И вот стою. И смотрю вниз, вглубь, туда, где под прозрачной пленкой, на которой черные живые палочки рисуют угловатые круги, серебрятся мелкие рыбки. Они трутся друг о друга, сверкая, носятся бок о бок, чтобы поплыли у самого дна новые крохотные мальки, сквозь прозрачные тела которых видны песчинки и камешки.
Сколько раз так было в эту весну, я не знаю. Но привыкла. Уже привыкла. Спокойная тоска, и вчерашняя луна будто в речном тумане. Будто в темной дымке. Будто и не было ни этой луны, ни других. А над головой новая уже готова приоткрыть яркое око. С каждым вечером оно все растет. Я помню, совсем недавно, когда я стояла у осклизлых тинистых свай старого моста, только узкая полоска сияла на ясном ночном небе. А рядом с ней сверкала яркая звезда. Теперь все иначе.

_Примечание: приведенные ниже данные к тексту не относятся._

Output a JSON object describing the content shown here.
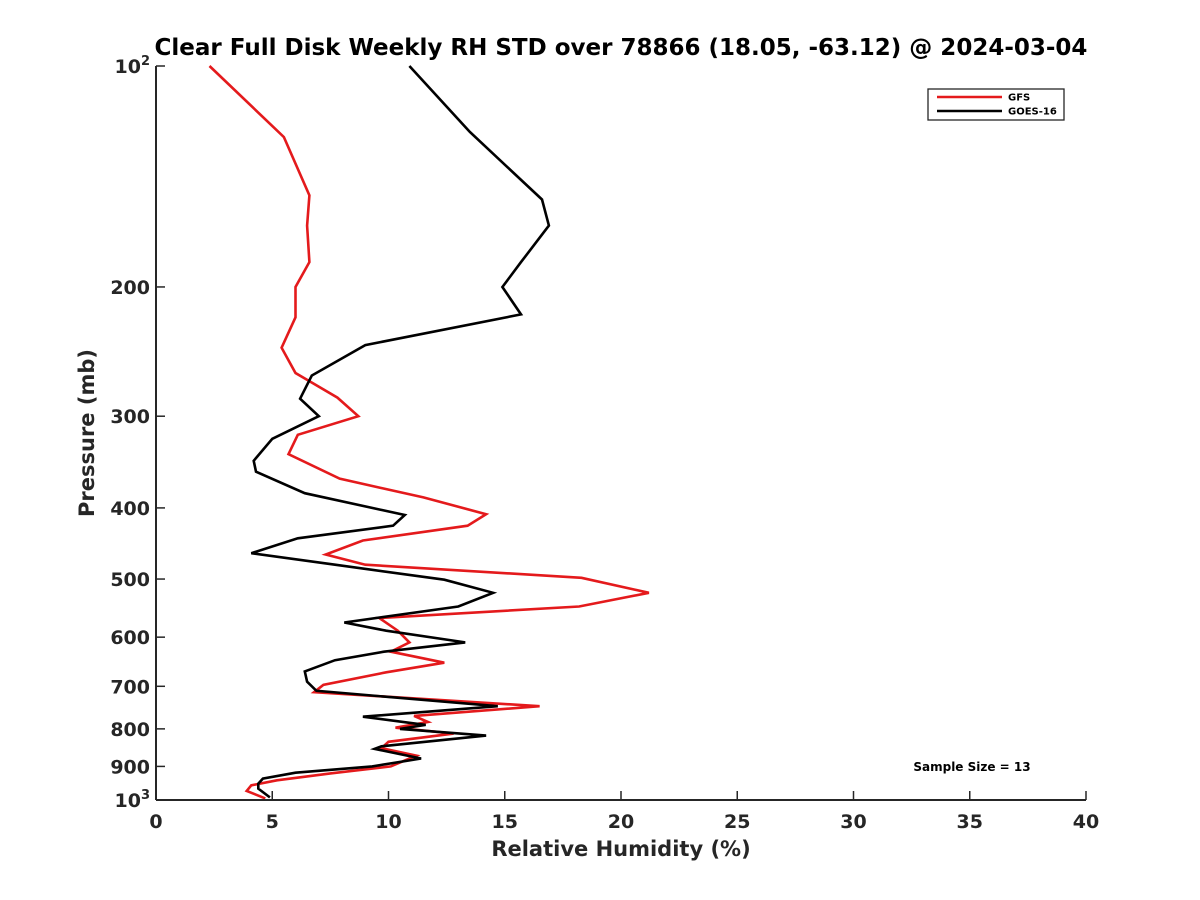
{
  "chart_data": {
    "type": "line",
    "title": "Clear Full Disk Weekly RH STD over 78866 (18.05, -63.12) @ 2024-03-04",
    "xlabel": "Relative Humidity (%)",
    "ylabel": "Pressure (mb)",
    "xlim": [
      0,
      40
    ],
    "ylim": [
      100,
      1000
    ],
    "y_scale": "log",
    "y_reversed": true,
    "x_ticks": [
      {
        "value": 0,
        "label": "0"
      },
      {
        "value": 5,
        "label": "5"
      },
      {
        "value": 10,
        "label": "10"
      },
      {
        "value": 15,
        "label": "15"
      },
      {
        "value": 20,
        "label": "20"
      },
      {
        "value": 25,
        "label": "25"
      },
      {
        "value": 30,
        "label": "30"
      },
      {
        "value": 35,
        "label": "35"
      },
      {
        "value": 40,
        "label": "40"
      }
    ],
    "y_ticks": [
      {
        "value": 100,
        "base": "10",
        "exp": "2"
      },
      {
        "value": 200,
        "label": "200"
      },
      {
        "value": 300,
        "label": "300"
      },
      {
        "value": 400,
        "label": "400"
      },
      {
        "value": 500,
        "label": "500"
      },
      {
        "value": 600,
        "label": "600"
      },
      {
        "value": 700,
        "label": "700"
      },
      {
        "value": 800,
        "label": "800"
      },
      {
        "value": 900,
        "label": "900"
      },
      {
        "value": 1000,
        "base": "10",
        "exp": "3"
      }
    ],
    "grid": false,
    "legend_position": "top-right",
    "annotation": "Sample Size = 13",
    "series": [
      {
        "name": "GFS",
        "color": "#e41a1c",
        "points": [
          [
            2.3,
            100
          ],
          [
            5.5,
            125
          ],
          [
            6.6,
            150
          ],
          [
            6.5,
            165
          ],
          [
            6.6,
            185
          ],
          [
            6.0,
            200
          ],
          [
            6.0,
            220
          ],
          [
            5.4,
            242
          ],
          [
            6.0,
            262
          ],
          [
            7.8,
            283
          ],
          [
            8.7,
            300
          ],
          [
            6.1,
            318
          ],
          [
            5.7,
            338
          ],
          [
            7.9,
            365
          ],
          [
            11.5,
            387
          ],
          [
            14.2,
            408
          ],
          [
            13.4,
            423
          ],
          [
            8.9,
            443
          ],
          [
            7.3,
            463
          ],
          [
            9.0,
            478
          ],
          [
            18.3,
            498
          ],
          [
            21.2,
            522
          ],
          [
            18.2,
            545
          ],
          [
            9.6,
            565
          ],
          [
            10.4,
            588
          ],
          [
            10.9,
            610
          ],
          [
            10.1,
            628
          ],
          [
            12.4,
            650
          ],
          [
            9.9,
            670
          ],
          [
            7.2,
            697
          ],
          [
            6.8,
            713
          ],
          [
            16.5,
            745
          ],
          [
            11.1,
            768
          ],
          [
            11.7,
            783
          ],
          [
            10.3,
            797
          ],
          [
            12.8,
            812
          ],
          [
            10.0,
            833
          ],
          [
            9.7,
            850
          ],
          [
            11.2,
            870
          ],
          [
            10.1,
            900
          ],
          [
            7.5,
            920
          ],
          [
            5.2,
            940
          ],
          [
            4.1,
            955
          ],
          [
            3.9,
            972
          ],
          [
            4.7,
            995
          ]
        ]
      },
      {
        "name": "GOES-16",
        "color": "#000000",
        "points": [
          [
            10.9,
            100
          ],
          [
            13.5,
            123
          ],
          [
            16.6,
            152
          ],
          [
            16.9,
            165
          ],
          [
            15.7,
            185
          ],
          [
            14.9,
            200
          ],
          [
            15.7,
            218
          ],
          [
            9.0,
            240
          ],
          [
            6.7,
            264
          ],
          [
            6.2,
            284
          ],
          [
            7.0,
            300
          ],
          [
            5.0,
            322
          ],
          [
            4.2,
            345
          ],
          [
            4.3,
            357
          ],
          [
            6.4,
            382
          ],
          [
            10.7,
            409
          ],
          [
            10.2,
            423
          ],
          [
            6.1,
            440
          ],
          [
            4.1,
            461
          ],
          [
            7.7,
            478
          ],
          [
            12.4,
            501
          ],
          [
            14.5,
            522
          ],
          [
            13.0,
            545
          ],
          [
            8.1,
            573
          ],
          [
            9.9,
            588
          ],
          [
            13.3,
            610
          ],
          [
            9.8,
            628
          ],
          [
            7.7,
            645
          ],
          [
            6.4,
            668
          ],
          [
            6.5,
            690
          ],
          [
            6.9,
            710
          ],
          [
            14.7,
            745
          ],
          [
            8.9,
            770
          ],
          [
            11.6,
            790
          ],
          [
            10.5,
            800
          ],
          [
            14.2,
            817
          ],
          [
            9.7,
            845
          ],
          [
            9.4,
            852
          ],
          [
            11.4,
            878
          ],
          [
            9.3,
            900
          ],
          [
            6.0,
            918
          ],
          [
            4.6,
            935
          ],
          [
            4.4,
            950
          ],
          [
            4.4,
            965
          ],
          [
            4.9,
            992
          ]
        ]
      }
    ]
  }
}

Но я привыкла. Ивовые кусты выпустили из почек своих пушистых желтых птенцов, потом те пропали, и вот узкие зеленые язычки листьев закрывают от меня другой берег. А я смотрю туда. Да, туда, через реку. Я только делаю вид, что рассматриваю рыбок и глубину у себя под ногами. На самом деле я прихожу сюда, чтобы взглянуть на свою жизнь. Ту, что была. Ту, что прошла. Чтобы вспоминать, еще и еще вспоминать, как совсем недавно, по зимнему снегу, я носилась и играла на том берегу с тем, кто был – моя жизнь. Кто стал ею, когда я пришла на этот берег лисенком, кто спал со мной в норе, кто оберегал и кормил наших лисят. И кто теперь остался там, с новой молодой лисичкой. Там, через воду, через темную реку. Так близко. Так далеко…

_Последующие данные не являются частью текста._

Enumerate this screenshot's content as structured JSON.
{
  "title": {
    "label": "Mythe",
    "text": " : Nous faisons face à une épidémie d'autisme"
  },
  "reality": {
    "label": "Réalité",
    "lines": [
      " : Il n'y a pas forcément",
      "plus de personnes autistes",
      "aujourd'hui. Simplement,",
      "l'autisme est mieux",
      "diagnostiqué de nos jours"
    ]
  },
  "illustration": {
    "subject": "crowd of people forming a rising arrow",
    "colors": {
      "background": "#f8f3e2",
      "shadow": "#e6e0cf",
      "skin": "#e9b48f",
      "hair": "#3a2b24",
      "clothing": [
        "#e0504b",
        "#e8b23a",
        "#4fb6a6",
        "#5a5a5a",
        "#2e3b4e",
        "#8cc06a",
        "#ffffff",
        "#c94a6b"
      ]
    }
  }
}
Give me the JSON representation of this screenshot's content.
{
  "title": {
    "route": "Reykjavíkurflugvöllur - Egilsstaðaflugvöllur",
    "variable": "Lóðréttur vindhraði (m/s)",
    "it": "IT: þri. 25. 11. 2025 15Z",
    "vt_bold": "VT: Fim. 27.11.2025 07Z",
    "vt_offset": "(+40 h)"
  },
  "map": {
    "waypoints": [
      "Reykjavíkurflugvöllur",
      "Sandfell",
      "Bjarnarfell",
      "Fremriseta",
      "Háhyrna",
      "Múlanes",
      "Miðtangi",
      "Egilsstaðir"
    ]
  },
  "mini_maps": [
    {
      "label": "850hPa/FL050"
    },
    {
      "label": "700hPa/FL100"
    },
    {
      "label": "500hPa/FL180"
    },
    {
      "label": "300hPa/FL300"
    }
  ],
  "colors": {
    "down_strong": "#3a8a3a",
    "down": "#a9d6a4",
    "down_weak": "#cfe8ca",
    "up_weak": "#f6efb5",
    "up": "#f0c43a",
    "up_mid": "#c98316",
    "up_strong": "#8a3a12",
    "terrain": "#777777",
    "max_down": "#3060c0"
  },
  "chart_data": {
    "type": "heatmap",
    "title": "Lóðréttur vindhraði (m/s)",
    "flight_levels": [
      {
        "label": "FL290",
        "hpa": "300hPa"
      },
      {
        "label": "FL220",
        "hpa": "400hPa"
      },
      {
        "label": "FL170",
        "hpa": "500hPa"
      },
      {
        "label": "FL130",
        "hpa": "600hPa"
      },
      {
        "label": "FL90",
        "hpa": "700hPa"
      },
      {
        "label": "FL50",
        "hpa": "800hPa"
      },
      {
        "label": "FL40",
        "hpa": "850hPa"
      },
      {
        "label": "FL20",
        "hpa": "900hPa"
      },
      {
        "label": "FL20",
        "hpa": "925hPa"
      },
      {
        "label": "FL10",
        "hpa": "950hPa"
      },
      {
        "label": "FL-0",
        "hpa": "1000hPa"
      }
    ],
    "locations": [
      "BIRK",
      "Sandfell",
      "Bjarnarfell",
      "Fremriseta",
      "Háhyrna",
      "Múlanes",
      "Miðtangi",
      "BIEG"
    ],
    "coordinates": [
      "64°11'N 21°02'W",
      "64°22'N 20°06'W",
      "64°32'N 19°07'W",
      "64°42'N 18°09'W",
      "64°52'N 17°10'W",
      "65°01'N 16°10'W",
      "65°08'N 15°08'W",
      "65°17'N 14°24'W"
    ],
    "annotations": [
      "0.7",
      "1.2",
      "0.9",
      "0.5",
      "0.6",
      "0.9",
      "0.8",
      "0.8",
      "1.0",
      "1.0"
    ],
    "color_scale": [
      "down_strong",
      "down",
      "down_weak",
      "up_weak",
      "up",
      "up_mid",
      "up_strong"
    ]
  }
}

Только что это там, в густом тумане? Кто там, на другом берегу? Нет!
Да! Да!
И я – убежала! Я, счастливая спокойной тоской, я, заигравшаяся в нее до полусмерти, я, живая и неживая, я – убежала!
Бросилась прочь, продираясь сквозь острые лезвия осоки, сквозь шершавые стебли прибрежного хвоща, сквозь молодые копья травы, жгучий непролазный частокол крапивы – и вот ноги в черных чулках опрометью несут меня по волглым от ночной влаги дубовым листьям прямо к норе. В родном доме, глубоко под весенней травой, я лежу врастяжку на холодном песке и не могу отдышаться.

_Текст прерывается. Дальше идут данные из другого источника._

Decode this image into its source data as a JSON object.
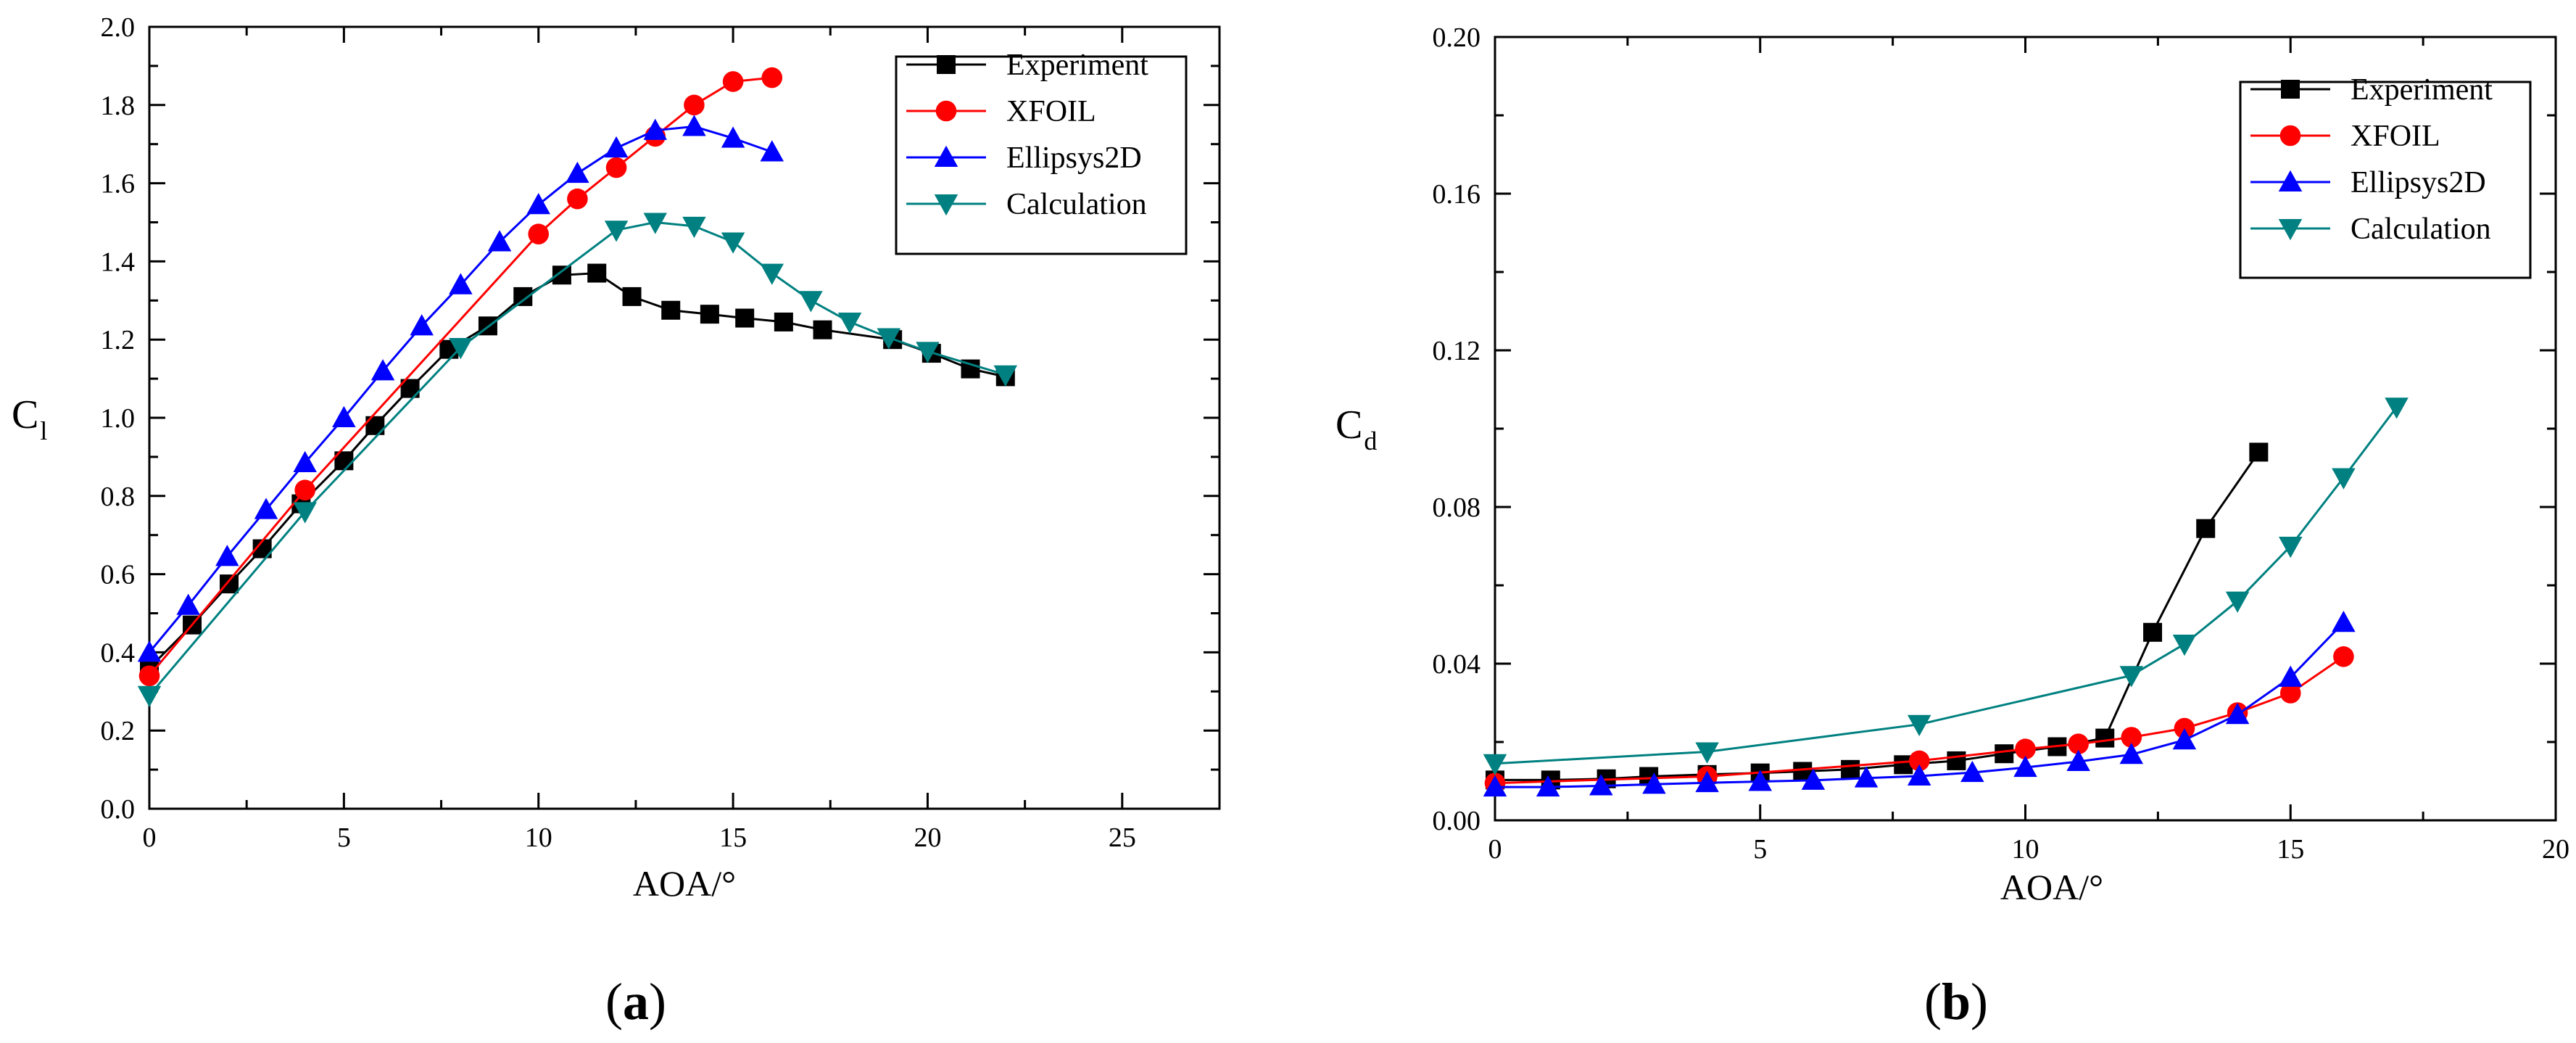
{
  "chart_data": [
    {
      "type": "line",
      "panel_label": "a",
      "xlabel": "AOA/°",
      "ylabel": "C",
      "ylabel_sub": "l",
      "xlim": [
        0,
        27.5
      ],
      "ylim": [
        0,
        2.0
      ],
      "xticks": [
        0,
        5,
        10,
        15,
        20,
        25
      ],
      "xtick_labels": [
        "0",
        "5",
        "10",
        "15",
        "20",
        "25"
      ],
      "yticks": [
        0,
        0.2,
        0.4,
        0.6,
        0.8,
        1.0,
        1.2,
        1.4,
        1.6,
        1.8,
        2.0
      ],
      "ytick_labels": [
        "0.0",
        "0.2",
        "0.4",
        "0.6",
        "0.8",
        "1.0",
        "1.2",
        "1.4",
        "1.6",
        "1.8",
        "2.0"
      ],
      "legend_position": "top-right",
      "grid": false,
      "series": [
        {
          "name": "Experiment",
          "color": "#000000",
          "marker": "square",
          "x": [
            0,
            1.1,
            2.05,
            2.9,
            3.9,
            5.0,
            5.8,
            6.7,
            7.7,
            8.7,
            9.6,
            10.6,
            11.5,
            12.4,
            13.4,
            14.4,
            15.3,
            16.3,
            17.3,
            19.1,
            20.1,
            21.1,
            22.0
          ],
          "y": [
            0.36,
            0.47,
            0.575,
            0.665,
            0.78,
            0.89,
            0.98,
            1.075,
            1.175,
            1.235,
            1.31,
            1.365,
            1.37,
            1.31,
            1.275,
            1.265,
            1.255,
            1.245,
            1.225,
            1.2,
            1.165,
            1.125,
            1.105
          ]
        },
        {
          "name": "XFOIL",
          "color": "#ff0000",
          "marker": "circle",
          "x": [
            0,
            4,
            10,
            11,
            12,
            13,
            14,
            15,
            16
          ],
          "y": [
            0.34,
            0.815,
            1.47,
            1.56,
            1.64,
            1.72,
            1.8,
            1.86,
            1.87
          ]
        },
        {
          "name": "Ellipsys2D",
          "color": "#0000ff",
          "marker": "triangle-up",
          "x": [
            0,
            1,
            2,
            3,
            4,
            5,
            6,
            7,
            8,
            9,
            10,
            11,
            12,
            13,
            14,
            15,
            16
          ],
          "y": [
            0.4,
            0.52,
            0.645,
            0.765,
            0.885,
            1.0,
            1.12,
            1.235,
            1.34,
            1.45,
            1.545,
            1.625,
            1.69,
            1.735,
            1.745,
            1.715,
            1.68
          ]
        },
        {
          "name": "Calculation",
          "color": "#008080",
          "marker": "triangle-down",
          "x": [
            0,
            4,
            8,
            12,
            13,
            14,
            15,
            16,
            17,
            18,
            19,
            20,
            22
          ],
          "y": [
            0.29,
            0.76,
            1.18,
            1.48,
            1.5,
            1.49,
            1.45,
            1.37,
            1.3,
            1.245,
            1.205,
            1.17,
            1.11
          ]
        }
      ]
    },
    {
      "type": "line",
      "panel_label": "b",
      "xlabel": "AOA/°",
      "ylabel": "C",
      "ylabel_sub": "d",
      "xlim": [
        0,
        20
      ],
      "ylim": [
        0,
        0.2
      ],
      "xticks": [
        0,
        5,
        10,
        15,
        20
      ],
      "xtick_labels": [
        "0",
        "5",
        "10",
        "15",
        "20"
      ],
      "yticks": [
        0,
        0.04,
        0.08,
        0.12,
        0.16,
        0.2
      ],
      "ytick_labels": [
        "0.00",
        "0.04",
        "0.08",
        "0.12",
        "0.16",
        "0.20"
      ],
      "legend_position": "top-right",
      "grid": false,
      "series": [
        {
          "name": "Experiment",
          "color": "#000000",
          "marker": "square",
          "x": [
            0,
            1.05,
            2.1,
            2.9,
            4.0,
            5.0,
            5.8,
            6.7,
            7.7,
            8.7,
            9.6,
            10.6,
            11.5,
            12.4,
            13.4,
            14.4
          ],
          "y": [
            0.0103,
            0.0103,
            0.0106,
            0.0112,
            0.0117,
            0.0121,
            0.0125,
            0.013,
            0.0142,
            0.0152,
            0.017,
            0.0188,
            0.021,
            0.048,
            0.0745,
            0.094
          ]
        },
        {
          "name": "XFOIL",
          "color": "#ff0000",
          "marker": "circle",
          "x": [
            0,
            4,
            8,
            10,
            11,
            12,
            13,
            14,
            15,
            16
          ],
          "y": [
            0.0095,
            0.0112,
            0.0152,
            0.0182,
            0.0195,
            0.0212,
            0.0235,
            0.0275,
            0.0325,
            0.0418
          ]
        },
        {
          "name": "Ellipsys2D",
          "color": "#0000ff",
          "marker": "triangle-up",
          "x": [
            0,
            1,
            2,
            3,
            4,
            5,
            6,
            7,
            8,
            9,
            10,
            11,
            12,
            13,
            14,
            15,
            16
          ],
          "y": [
            0.0085,
            0.0085,
            0.0088,
            0.0092,
            0.0096,
            0.0099,
            0.0102,
            0.0108,
            0.0113,
            0.0122,
            0.0135,
            0.015,
            0.0168,
            0.0205,
            0.027,
            0.0365,
            0.0505
          ]
        },
        {
          "name": "Calculation",
          "color": "#008080",
          "marker": "triangle-down",
          "x": [
            0,
            4,
            8,
            12,
            13,
            14,
            15,
            16,
            17
          ],
          "y": [
            0.0145,
            0.0175,
            0.0245,
            0.037,
            0.045,
            0.056,
            0.07,
            0.0875,
            0.1055
          ]
        }
      ]
    }
  ]
}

Нет, больше я к реке не пойду.
Я долго спала. И проснулась от своего крика. Горло сжато сонным спазмом, но крик – горестный, горький крик утраты – звенит в ушах. Так по живому не плачут.
Но вышла на траву, встряхнулась, потянулась, изогнув позвоночник от шеи до кончика хвоста, – и шагнула вперед. По тропе сквозь малину и бересклет, покусывая на ходу молодые сочные веточки, потихоньку пошла к опушке.
Новые сумерки разостлали пелены тумана по заливному лугу. Соловей закатывался в круглых ивовых купах далеко, у самого берега, а из камышей нескончаемо, неотвязно, навязчиво трещала птица. Погоныш-коростель рассекал свистящим кнутом густой от запахов воздух. Но не его, вечно скрывающегося в луговой траве, уносящегося на голенастых лапах, шла я ловить.